Director Juanjo Giménez Peña wonderfully ensures we understand this regimen’s consistency during the start of Timecode because he’s about to throw in a wrench. A complaint was lodged with the owner that a customer’s car taillight was damaged in the garage. He doesn’t believe it—his hostility a delight in its holier than thou egotism—but asks Luna to run the tapes just to confirm. What she finds is surprising. Not only did the damage occur in the garage, Diego was the perpetrator. There’s more to this revelation than mere property damage, but I’ll let you discover that yourself. Just know that Peña’s short film is more than the ethical quandary of turning a coworker in or covering for him. It’s actually a nuanced romantic comedy instead.

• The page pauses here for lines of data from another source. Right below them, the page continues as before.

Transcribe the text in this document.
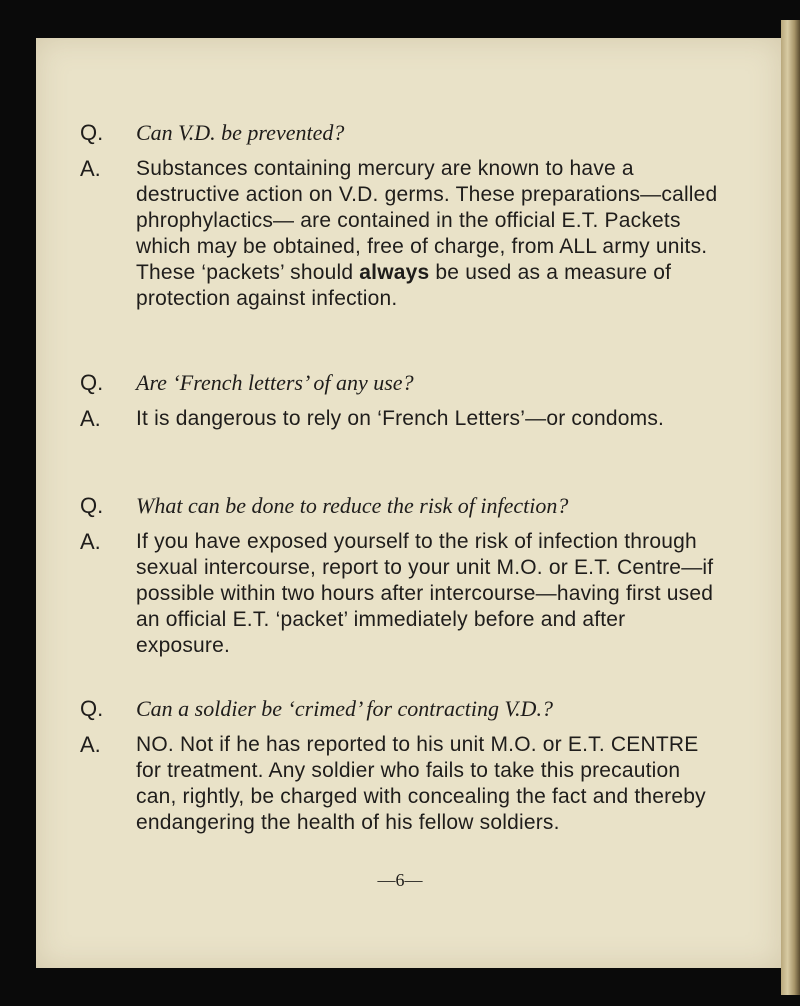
Q.	Can V.D. be prevented?
A.	Substances containing mercury are known to have a destructive action on V.D. germs. These preparations—called phrophylactics— are contained in the official E.T. Packets which may be obtained, free of charge, from ALL army units. These ‘packets’ should always be used as a measure of protection against infection.
Q.	Are ‘French letters’ of any use?
A.	It is dangerous to rely on ‘French Letters’—or condoms.
Q.	What can be done to reduce the risk of infection?
A.	If you have exposed yourself to the risk of infection through sexual intercourse, report to your unit M.O. or E.T. Centre—if possible within two hours after intercourse—having first used an official E.T. ‘packet’ immediately before and after exposure.
Q.	Can a soldier be ‘crimed’ for contracting V.D.?
A.	NO. Not if he has reported to his unit M.O. or E.T. CENTRE for treatment. Any soldier who fails to take this precaution can, rightly, be charged with concealing the fact and thereby endangering the health of his fellow soldiers.
—6—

What follows is a series of unspoken “love letters” left via Post-It notes and timestamps. The regimen becomes slightly unhinged as Luna and Diego’s lethargic “sleepwalking” is replaced by enthusiasm. They continue with short pleasantries upon meeting at shift change, but then quickly rewind the feeds to see what the other created in their absence: a sweetly charming exchange of bare personalities and soulfully expressive visual communication. And just when you think another snag occurs, Peña does what he must by sharing a rousing collision course we’ve been waiting to experience from the beginning. Add a perfectly laugh-out-loud punch line from Pep Domenech before cutting to black and you receive a memorable tale immortalized in the past by technological permanence. Two become one as only they know how.